Rufinus also tells of a locally famous Pavian woman, Berta, who was possessed and tormented by three demons named Tralinus, Capricius, and Carincius. Many tried to exorcise them by singing the so-called "Verses of Saint Maurice" to her, and her sister led her from church to church. Eventually she was brought to the tomb of Raymond, where she was almost instantaneously healed. Rufinus also describes how a man named, ironically, Gerald Vitalis from Ripa in the county of Piacenza, suffered from "a hernia such that the intestines, sunken into his abdominal cavity, swelled to the point that he was unable to walk or engage in any kind of work". He was unconvinced, despite the entreaties of his wife, that Raymond was a saint, but he eventually agreed to accompany her to his tomb, where he was, over the course of a few days, healed. In thanks "he donated two measures of wine every year to the poor of Raymond's hospital, so that from that time on the caretakers of this same institution, accustomed to going about asking for donations of wine, could henceforth depend on a more stable supply."

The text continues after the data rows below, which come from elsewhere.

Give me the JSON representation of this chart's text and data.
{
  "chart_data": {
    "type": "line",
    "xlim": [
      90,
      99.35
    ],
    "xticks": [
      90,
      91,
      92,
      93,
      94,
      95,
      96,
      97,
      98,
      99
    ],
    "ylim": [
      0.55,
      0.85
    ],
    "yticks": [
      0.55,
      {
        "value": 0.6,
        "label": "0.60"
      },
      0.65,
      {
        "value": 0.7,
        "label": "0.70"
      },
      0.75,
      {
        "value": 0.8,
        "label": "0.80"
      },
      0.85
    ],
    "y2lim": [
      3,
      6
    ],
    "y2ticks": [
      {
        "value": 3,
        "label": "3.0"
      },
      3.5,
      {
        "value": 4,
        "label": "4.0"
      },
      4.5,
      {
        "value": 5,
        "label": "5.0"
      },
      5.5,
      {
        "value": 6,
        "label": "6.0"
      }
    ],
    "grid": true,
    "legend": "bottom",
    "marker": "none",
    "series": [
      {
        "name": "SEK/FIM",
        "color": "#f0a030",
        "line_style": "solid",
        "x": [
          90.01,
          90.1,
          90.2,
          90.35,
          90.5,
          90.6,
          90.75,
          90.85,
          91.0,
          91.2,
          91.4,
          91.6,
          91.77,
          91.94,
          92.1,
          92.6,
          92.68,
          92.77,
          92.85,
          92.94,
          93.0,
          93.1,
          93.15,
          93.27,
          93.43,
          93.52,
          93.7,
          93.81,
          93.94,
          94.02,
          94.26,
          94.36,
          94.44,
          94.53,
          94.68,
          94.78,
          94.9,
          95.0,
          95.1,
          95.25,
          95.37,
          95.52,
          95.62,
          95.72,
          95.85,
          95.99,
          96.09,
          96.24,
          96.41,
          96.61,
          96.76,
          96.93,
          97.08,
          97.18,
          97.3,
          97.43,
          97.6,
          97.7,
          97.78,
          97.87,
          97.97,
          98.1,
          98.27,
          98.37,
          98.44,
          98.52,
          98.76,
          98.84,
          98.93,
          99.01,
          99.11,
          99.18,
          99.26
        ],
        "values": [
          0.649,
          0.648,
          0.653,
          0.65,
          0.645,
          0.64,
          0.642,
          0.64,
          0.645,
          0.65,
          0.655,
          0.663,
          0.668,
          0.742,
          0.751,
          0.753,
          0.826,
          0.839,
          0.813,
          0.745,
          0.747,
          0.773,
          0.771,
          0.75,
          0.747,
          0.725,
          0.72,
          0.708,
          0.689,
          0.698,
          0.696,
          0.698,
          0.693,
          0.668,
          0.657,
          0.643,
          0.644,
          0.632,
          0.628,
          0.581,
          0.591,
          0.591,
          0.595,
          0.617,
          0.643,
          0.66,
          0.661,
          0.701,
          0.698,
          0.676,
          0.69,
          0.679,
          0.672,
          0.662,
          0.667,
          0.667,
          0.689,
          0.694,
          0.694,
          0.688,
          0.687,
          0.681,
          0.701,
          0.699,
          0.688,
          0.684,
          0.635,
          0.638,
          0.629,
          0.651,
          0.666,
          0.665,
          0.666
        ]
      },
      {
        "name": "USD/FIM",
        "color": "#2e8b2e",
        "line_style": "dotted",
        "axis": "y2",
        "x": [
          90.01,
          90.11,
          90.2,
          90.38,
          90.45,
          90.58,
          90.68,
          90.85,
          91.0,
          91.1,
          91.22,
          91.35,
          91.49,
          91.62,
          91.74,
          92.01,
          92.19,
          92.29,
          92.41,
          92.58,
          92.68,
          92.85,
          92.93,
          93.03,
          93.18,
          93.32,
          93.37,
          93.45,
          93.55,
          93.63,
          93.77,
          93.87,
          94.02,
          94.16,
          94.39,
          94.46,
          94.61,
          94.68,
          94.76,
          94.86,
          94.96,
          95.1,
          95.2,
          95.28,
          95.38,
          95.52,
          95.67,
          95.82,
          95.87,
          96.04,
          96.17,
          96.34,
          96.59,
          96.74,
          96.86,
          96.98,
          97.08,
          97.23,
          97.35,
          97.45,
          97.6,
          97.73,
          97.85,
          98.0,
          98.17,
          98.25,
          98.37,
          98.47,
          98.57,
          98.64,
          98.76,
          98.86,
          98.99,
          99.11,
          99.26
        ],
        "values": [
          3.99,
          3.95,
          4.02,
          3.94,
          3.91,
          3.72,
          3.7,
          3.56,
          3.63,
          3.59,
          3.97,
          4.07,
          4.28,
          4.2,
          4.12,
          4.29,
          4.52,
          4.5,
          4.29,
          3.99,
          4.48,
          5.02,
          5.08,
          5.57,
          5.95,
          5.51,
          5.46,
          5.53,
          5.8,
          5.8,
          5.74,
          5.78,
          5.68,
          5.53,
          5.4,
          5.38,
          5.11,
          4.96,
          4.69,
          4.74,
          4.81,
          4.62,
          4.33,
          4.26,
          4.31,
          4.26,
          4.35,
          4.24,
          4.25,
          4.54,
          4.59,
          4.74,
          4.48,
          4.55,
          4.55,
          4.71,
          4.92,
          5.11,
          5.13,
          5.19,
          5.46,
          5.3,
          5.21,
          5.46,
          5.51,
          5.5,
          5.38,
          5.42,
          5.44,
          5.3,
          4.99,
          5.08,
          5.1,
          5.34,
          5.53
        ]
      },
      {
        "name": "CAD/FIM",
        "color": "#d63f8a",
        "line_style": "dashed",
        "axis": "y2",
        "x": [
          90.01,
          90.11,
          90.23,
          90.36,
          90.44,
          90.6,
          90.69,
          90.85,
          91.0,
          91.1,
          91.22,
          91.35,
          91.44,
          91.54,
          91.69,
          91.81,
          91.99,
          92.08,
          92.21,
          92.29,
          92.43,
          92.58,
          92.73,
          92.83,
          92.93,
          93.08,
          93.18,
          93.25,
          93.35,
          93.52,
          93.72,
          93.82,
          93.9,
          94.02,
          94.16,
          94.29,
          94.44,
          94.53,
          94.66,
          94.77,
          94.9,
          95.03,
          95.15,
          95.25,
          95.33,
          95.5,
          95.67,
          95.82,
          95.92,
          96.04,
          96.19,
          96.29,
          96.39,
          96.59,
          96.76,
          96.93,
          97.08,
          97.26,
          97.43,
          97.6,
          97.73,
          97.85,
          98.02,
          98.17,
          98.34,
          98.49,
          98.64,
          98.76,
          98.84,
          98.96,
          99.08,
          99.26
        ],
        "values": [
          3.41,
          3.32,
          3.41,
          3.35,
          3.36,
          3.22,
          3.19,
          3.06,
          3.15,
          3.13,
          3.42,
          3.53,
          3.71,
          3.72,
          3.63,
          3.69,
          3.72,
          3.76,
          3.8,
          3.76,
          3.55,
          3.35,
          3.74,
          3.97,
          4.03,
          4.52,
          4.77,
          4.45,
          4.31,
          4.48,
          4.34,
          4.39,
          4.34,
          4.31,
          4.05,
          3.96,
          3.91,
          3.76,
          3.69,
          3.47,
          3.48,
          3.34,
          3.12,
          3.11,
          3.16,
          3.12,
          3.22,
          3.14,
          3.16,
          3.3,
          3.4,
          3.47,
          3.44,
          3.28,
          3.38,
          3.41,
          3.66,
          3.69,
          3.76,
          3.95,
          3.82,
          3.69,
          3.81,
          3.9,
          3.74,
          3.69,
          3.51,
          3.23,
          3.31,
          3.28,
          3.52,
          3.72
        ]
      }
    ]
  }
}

Rufinus also describes a Venetian woman named Maria, a hunchback (though Rufinus avoids this term) so bent over that "you might even say that she was a quadruped". After completing the laborious journey to Raymond's tomb and praying there, she was healed and could walk upright without a cane. At about the same time there was in Acquense (the area around Acqui Terme) a man named Lomellus, who "had to bind his bowels with an iron belt", and his wife, who had "been confined to bed for an entire year". Lomellus promised God that if he were healed he would make a pilgrimage to Raymond's tomb. His belt promptly fell off and broke into pieces. His wife, who saw it, swore that she would accompany him and immediately she too was healed.